En 1973, plus d'un demi-siècle après la découverte d'Onnes, la plus « haute » température atteinte en supraconductivité est encore voisine de – 250 °C, avec des alliages de niobium-germanium élaborés par une équipe américaine des Bell Labs. À l'époque, chercheurs et industriels butent toujours sur les contraintes dues à l'emploi de l'hélium liquide, produit coûteux et délicat à mettre en œuvre qu'on souhaiterait pouvoir remplacer par l'azote liquide à – 196 °C, cinquante fois moins cher et très largement utilisé dans tous les laboratoires.

Jusqu'à ces dernières années, les Squids, tout comme les autres appareils de mesure et les aimants supraconducteurs, devaient donc être refroidis à – 269 °C avec d'encombrants cryostats à l'hélium. En 1987, on observe en France un progrès significatif : la mise au point des premiers Squids à l'azote liquide par la division Activités sous-marines de Thomson-Sintra en collaboration avec un laboratoire CNRS de l'université de Caen : le Crismat. Ces appareils, beaucoup plus sensibles que ceux de la génération précédente à l'hélium, vont probablement bouleverser la lutte antisous-marine. Ils doivent aussi trouver des applications civiles en sismique et surtout en médecine ou en biologie pour l'étude des influx circulant dans le cerveau, le cœur et les muscles. Ces nouveaux Squids sont l'une des premières retombées industrielles en microélectronique de cette nouvelle supraconductivité dite à « haute température » – en réalité nous sommes toujours à – 196 °C ! –, qui, depuis deux ans, est présentée comme la plus importante découverte après l'invention du transistor en 1948 et du laser en 1960.

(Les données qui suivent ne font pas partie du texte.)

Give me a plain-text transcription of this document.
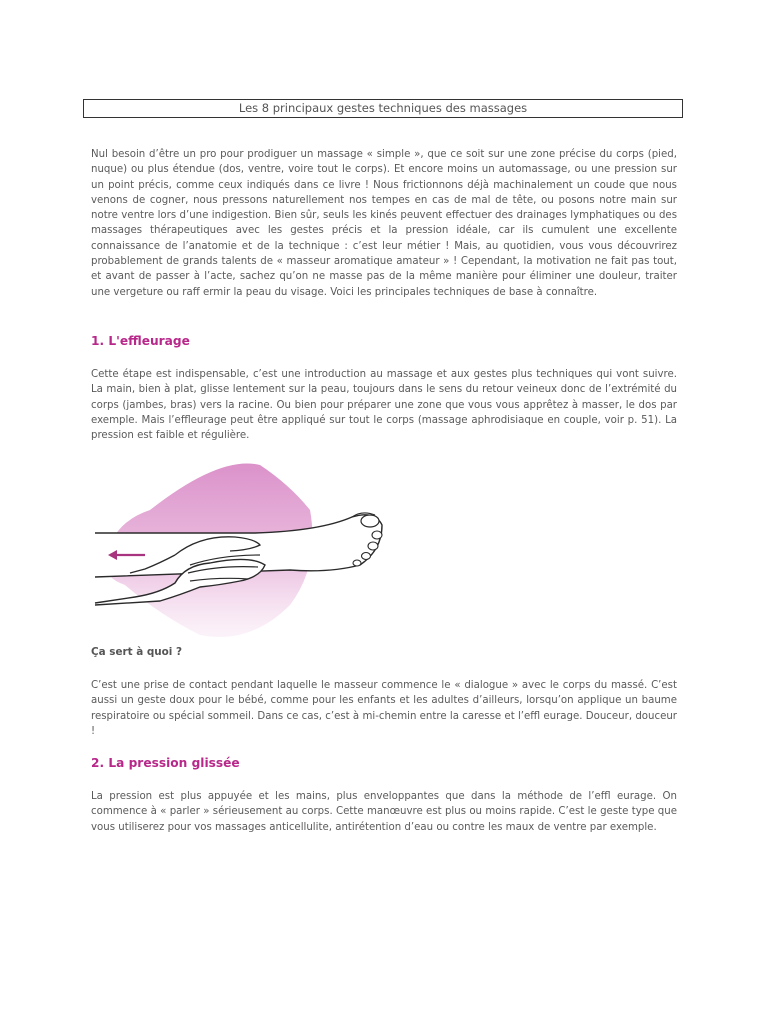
Les 8 principaux gestes techniques des massages

Nul besoin d’être un pro pour prodiguer un massage « simple », que ce soit sur une zone précise du corps (pied, nuque) ou plus étendue (dos, ventre, voire tout le corps). Et encore moins un automassage, ou une pression sur un point précis, comme ceux indiqués dans ce livre ! Nous frictionnons déjà machinalement un coude que nous venons de cogner, nous pressons naturellement nos tempes en cas de mal de tête, ou posons notre main sur notre ventre lors d’une indigestion. Bien sûr, seuls les kinés peuvent effectuer des drainages lymphatiques ou des massages thérapeutiques avec les gestes précis et la pression idéale, car ils cumulent une excellente connaissance de l’anatomie et de la technique : c’est leur métier ! Mais, au quotidien, vous vous découvrirez probablement de grands talents de « masseur aromatique amateur » ! Cependant, la motivation ne fait pas tout, et avant de passer à l’acte, sachez qu’on ne masse pas de la même manière pour éliminer une douleur, traiter une vergeture ou raff ermir la peau du visage. Voici les principales techniques de base à connaître.

1. L'effleurage

Cette étape est indispensable, c’est une introduction au massage et aux gestes plus techniques qui vont suivre. La main, bien à plat, glisse lentement sur la peau, toujours dans le sens du retour veineux donc de l’extrémité du corps (jambes, bras) vers la racine. Ou bien pour préparer une zone que vous vous apprêtez à masser, le dos par exemple. Mais l’effleurage peut être appliqué sur tout le corps (massage aphrodisiaque en couple, voir p. 51). La pression est faible et régulière.

Ça sert à quoi ?

C’est une prise de contact pendant laquelle le masseur commence le « dialogue » avec le corps du massé. C’est aussi un geste doux pour le bébé, comme pour les enfants et les adultes d’ailleurs, lorsqu’on applique un baume respiratoire ou spécial sommeil. Dans ce cas, c’est à mi-chemin entre la caresse et l’effl eurage. Douceur, douceur !

2. La pression glissée

La pression est plus appuyée et les mains, plus enveloppantes que dans la méthode de l’effl eurage. On commence à « parler » sérieusement au corps. Cette manœuvre est plus ou moins rapide. C’est le geste type que vous utiliserez pour vos massages anticellulite, antirétention d’eau ou contre les maux de ventre par exemple.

C'est précisément l'équipe des chercheurs du Crismat de Caen, dirigée par Bernard Raveau, qui est à l'origine de cette découverte. Ce laboratoire étudiait depuis 1979 des céramiques à base d'oxyde de cuivre dopées au baryum et au lanthane – on les désigne sous le nom générique de Ba-La-Cu-O – pour fabriquer des nouveaux capteurs de pression ou des électrodes de condensateurs (Claude Michel et Bernard Raveau ont décrit en détail leurs travaux sur les pérovskites dans « De nouveaux supraconducteurs », Pour la science, novembre 1987). Ces matériaux dont la structure cristalline tétragonale est appelée pérovskite ont été synthétisés à Caen en 1981 et ont fait l'objet de publications scientifiques en 1985. Leurs propriétés – ils se comportent électriquement comme des métaux – ont alors intrigué deux physiciens du centre de recherche IBM de Zurich, Georg Bednorz et Alex Müller. Au cours de l'année 1986, ces derniers ont mis en évidence, sur des matériaux de la même famille, des propriétés supraconductrices à – 243 °C. Ce petit pas de 7 °C, par rapport au précédent record de 1973 avec les alliages métalliques, allait pourtant ouvrir la porte à une « nouvelle » supraconductivité dite « à haute température » qui a valu aux deux chercheurs d'IBM le prix Nobel de physique en octobre 1987.

Cette découverte (George Bednorz et Alex Müller ont dressé le bilan de leurs travaux dans « La découverte de la supraconductivité à haute température », la Recherche, n° 195, janvier 1988. Voir également « La réinvention de la supraconductivité », par Jean-Marie Tarascon et Roland Combestot dans la Recherche, n° 191, juillet-août 1987, et « La supraconduction super-star », par Sven Ortoli, Science et Vie, décembre 1987.) a aussi donné le départ d'une course spectaculaire vers la supraconductivité à température ambiante : en mars 1987, les professeurs Chu de l'université de Houston et Wu de l'université d'Alabama, en substituant l'yttrium au baryum dans ces oxydes pérovskites, ont atteint – 183 °C : le seuil de l'azote liquide était enfin franchi !

L'emploi du bismuth et du strontium a récemment permis d'améliorer cette température : le record « officiel » est de – 148 °C avec des composés au thallium, mais qui sont difficilement exploitables, étant donné la haute toxicité de ce métal.